Dürüst olacağım: Bu sefer Türkiye’ye gelmeyi hiç istemiyordum. Bunu birkaç kez dile de getirdim hatta kimi insanlara. Asıl nedenini bilmesem de, bildiğim bir şey vardı, o da içimden gelmiyor oluşuydu.
Nedenini soranlar tabii ki oldu. Cevabım ise artık kendimi Istanbul’a ait hissetmemesi idi. Sanki buradaki hayatın dışında kalmış gibi bir his vardı içimde. Yalnızlık hissi, eski insanlarla konustugum yüzeysel şeyler böyle düşündürdü bana. Hem babamı goreli de çok olmamıştı. Özlemiştim tabii ama henüz Istanbul’a çağıran bir şey yoktu. Oysa kalsam, tezime falan daha iyi çalışırdım.

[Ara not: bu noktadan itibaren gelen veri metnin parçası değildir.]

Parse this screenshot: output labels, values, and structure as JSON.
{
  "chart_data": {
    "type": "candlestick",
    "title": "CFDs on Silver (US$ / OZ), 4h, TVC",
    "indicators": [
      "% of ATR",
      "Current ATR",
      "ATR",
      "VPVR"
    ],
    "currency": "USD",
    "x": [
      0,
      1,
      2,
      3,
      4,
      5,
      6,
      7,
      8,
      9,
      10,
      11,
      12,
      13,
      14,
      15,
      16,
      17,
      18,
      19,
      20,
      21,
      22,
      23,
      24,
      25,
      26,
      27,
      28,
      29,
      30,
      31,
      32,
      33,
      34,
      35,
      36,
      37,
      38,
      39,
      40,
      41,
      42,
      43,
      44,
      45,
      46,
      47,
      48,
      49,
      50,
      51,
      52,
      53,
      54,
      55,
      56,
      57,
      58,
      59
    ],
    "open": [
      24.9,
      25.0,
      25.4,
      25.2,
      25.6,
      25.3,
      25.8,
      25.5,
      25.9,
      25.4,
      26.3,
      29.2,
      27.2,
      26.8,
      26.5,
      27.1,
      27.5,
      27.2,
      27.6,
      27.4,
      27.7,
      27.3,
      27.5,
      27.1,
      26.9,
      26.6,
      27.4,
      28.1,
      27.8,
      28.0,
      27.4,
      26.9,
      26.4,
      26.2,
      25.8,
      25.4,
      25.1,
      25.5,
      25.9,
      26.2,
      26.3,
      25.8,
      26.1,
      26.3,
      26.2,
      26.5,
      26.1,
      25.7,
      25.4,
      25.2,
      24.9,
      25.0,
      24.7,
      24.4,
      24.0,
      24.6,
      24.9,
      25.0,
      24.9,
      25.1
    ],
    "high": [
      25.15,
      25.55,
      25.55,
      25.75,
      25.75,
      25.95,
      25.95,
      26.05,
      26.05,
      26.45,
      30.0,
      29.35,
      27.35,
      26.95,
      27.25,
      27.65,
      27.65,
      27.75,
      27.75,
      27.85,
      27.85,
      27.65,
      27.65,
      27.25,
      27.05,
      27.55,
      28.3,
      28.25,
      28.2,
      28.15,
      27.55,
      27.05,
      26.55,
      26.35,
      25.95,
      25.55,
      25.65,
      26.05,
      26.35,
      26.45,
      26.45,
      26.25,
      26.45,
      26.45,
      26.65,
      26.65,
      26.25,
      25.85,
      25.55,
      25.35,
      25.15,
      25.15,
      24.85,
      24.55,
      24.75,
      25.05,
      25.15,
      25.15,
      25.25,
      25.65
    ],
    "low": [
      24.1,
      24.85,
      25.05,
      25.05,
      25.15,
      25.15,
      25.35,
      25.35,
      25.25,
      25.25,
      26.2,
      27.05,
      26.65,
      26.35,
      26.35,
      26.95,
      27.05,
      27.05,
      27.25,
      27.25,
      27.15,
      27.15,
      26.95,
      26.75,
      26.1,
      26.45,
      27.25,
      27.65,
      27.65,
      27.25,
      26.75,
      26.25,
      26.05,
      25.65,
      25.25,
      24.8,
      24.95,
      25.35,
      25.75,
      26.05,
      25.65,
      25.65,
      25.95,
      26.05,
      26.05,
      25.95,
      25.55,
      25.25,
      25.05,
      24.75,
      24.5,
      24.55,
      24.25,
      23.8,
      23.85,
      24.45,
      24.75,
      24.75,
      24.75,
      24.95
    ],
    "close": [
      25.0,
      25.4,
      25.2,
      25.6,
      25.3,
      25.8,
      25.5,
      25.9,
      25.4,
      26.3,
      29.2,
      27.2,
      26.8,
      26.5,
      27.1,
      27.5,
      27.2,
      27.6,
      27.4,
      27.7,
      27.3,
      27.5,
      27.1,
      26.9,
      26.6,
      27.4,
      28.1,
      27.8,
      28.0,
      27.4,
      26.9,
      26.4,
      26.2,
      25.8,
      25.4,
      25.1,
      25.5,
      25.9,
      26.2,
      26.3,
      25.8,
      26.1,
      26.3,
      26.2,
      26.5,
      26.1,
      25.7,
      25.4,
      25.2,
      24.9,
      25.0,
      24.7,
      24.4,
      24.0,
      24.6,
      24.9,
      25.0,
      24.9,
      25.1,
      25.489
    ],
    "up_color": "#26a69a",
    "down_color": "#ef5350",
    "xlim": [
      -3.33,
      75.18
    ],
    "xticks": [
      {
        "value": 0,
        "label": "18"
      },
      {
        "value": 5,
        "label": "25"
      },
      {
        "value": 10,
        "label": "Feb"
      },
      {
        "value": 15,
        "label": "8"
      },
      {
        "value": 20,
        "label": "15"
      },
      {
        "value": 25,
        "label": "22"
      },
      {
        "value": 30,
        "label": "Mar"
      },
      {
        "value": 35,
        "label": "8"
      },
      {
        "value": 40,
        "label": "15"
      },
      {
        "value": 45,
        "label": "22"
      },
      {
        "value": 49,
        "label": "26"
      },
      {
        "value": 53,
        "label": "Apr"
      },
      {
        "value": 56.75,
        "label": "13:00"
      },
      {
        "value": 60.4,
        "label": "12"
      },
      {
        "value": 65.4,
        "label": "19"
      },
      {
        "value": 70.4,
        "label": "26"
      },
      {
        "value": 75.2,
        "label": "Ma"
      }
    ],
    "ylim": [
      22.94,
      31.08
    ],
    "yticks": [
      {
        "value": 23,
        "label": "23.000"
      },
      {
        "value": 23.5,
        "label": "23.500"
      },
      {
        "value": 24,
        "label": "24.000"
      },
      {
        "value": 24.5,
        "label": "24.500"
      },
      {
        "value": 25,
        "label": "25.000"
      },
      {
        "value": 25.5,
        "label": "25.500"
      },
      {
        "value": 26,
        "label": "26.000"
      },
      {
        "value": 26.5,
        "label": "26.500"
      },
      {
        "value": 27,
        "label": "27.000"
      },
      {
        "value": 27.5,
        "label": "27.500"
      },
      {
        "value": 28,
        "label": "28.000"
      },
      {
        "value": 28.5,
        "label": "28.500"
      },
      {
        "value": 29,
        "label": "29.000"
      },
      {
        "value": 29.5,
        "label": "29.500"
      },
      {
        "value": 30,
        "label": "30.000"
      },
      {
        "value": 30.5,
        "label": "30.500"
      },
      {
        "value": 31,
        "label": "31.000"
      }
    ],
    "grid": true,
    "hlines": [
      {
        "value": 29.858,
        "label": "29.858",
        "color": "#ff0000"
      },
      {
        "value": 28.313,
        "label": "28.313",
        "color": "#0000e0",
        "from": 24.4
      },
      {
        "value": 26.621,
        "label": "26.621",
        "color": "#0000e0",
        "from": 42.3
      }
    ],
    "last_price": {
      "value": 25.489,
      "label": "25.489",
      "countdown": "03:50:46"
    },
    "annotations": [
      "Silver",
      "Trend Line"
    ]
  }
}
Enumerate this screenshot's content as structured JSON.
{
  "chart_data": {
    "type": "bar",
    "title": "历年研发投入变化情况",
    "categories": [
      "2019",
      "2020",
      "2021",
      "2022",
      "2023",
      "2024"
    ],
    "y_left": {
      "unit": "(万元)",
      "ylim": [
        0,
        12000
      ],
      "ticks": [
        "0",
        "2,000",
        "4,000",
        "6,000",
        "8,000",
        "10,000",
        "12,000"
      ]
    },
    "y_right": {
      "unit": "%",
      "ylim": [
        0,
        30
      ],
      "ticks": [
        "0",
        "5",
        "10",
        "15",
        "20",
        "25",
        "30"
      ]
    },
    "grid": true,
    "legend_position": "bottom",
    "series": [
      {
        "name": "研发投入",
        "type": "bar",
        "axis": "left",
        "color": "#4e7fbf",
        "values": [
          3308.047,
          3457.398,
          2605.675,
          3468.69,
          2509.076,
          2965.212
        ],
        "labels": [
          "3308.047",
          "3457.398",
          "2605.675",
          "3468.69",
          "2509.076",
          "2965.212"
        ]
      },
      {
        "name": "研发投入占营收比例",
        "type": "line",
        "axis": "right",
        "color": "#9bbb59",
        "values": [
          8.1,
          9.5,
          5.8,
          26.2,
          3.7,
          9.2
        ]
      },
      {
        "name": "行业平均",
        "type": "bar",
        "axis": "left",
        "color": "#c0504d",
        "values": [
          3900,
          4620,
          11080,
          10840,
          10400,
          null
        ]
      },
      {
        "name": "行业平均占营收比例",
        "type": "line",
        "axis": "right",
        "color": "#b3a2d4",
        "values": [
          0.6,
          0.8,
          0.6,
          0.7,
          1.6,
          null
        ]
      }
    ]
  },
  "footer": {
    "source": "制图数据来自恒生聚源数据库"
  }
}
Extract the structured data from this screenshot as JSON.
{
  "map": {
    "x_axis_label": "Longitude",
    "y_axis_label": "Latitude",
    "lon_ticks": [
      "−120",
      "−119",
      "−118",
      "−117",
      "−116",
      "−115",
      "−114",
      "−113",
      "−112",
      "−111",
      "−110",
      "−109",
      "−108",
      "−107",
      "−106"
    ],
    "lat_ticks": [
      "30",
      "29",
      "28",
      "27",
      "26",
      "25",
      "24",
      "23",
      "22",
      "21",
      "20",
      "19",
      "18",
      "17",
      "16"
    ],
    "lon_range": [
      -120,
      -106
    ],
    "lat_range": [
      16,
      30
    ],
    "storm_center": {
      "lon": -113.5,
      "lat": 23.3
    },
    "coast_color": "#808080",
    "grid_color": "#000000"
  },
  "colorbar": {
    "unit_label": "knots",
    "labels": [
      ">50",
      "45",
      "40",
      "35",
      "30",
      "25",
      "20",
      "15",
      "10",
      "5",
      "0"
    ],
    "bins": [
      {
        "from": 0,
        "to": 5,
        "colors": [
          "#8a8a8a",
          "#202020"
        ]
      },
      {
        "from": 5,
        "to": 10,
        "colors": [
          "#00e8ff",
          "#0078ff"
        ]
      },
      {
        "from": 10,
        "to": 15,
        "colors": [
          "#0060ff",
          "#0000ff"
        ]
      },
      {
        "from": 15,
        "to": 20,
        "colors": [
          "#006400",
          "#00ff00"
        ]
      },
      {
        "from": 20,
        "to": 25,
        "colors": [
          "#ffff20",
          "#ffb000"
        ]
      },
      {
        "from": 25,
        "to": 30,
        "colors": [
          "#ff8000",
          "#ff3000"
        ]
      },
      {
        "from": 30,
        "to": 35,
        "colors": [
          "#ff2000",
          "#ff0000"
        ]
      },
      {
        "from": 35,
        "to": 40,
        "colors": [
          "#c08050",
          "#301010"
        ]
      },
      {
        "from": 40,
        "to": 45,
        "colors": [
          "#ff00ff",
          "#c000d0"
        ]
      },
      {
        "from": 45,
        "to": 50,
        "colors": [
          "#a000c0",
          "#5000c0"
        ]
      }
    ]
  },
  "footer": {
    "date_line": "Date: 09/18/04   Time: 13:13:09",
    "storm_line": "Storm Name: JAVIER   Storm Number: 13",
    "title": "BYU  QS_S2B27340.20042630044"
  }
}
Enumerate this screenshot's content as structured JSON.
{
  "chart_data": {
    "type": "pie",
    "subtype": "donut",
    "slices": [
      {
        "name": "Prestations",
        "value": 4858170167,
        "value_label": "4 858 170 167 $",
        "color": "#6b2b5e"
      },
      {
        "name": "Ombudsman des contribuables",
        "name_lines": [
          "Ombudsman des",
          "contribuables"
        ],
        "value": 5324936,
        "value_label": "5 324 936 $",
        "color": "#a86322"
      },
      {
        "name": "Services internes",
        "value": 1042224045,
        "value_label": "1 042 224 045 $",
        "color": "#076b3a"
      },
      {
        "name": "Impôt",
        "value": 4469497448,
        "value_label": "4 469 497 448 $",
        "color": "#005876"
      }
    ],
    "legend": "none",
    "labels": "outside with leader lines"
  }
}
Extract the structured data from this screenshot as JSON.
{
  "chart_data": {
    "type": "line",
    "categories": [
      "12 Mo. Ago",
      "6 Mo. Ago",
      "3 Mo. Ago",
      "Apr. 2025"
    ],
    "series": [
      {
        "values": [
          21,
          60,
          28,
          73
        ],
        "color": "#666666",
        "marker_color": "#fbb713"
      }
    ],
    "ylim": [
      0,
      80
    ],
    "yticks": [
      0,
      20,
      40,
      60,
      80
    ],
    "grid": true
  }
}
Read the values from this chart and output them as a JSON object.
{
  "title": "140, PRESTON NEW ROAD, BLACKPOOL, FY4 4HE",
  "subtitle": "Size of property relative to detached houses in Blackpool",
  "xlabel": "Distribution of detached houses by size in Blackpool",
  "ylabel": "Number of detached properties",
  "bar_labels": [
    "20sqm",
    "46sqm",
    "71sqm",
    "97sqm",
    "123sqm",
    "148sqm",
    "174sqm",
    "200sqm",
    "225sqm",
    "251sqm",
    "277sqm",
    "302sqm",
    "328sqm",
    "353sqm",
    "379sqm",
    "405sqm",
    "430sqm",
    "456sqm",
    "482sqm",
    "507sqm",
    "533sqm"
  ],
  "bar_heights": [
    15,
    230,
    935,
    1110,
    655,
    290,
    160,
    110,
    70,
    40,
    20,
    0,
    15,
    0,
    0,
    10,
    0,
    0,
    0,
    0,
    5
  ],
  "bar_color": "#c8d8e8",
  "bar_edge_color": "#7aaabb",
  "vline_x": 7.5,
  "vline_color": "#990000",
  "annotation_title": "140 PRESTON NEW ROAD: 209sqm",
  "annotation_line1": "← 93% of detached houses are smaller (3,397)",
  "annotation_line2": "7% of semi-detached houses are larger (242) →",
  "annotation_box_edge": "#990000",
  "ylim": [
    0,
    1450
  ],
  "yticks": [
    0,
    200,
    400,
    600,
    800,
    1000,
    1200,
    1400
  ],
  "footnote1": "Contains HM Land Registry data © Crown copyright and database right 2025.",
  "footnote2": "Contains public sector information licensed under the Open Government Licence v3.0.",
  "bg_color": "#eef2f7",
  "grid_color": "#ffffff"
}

Bir şekilde geldim. Dün akşam ise dünyanın en güzel şehirlerinden birinde, lisanstan arkadaşlarım/dostlarım, özel insanlar ve eskiden kalma dostlarımdan biriyle güzel bir akşam geçirdim. O an anladım ki, ne olursa olsun sevenlerim var hala. Hatta o kadar ki, yıllardır yaşamadığım kadar sıkı bir sarılma yaşadım dün. Ne yalan söyleyeyim, iyi geldi :)
Kimi zaman bazılarınıza çok kızsam da sizi seviyorum.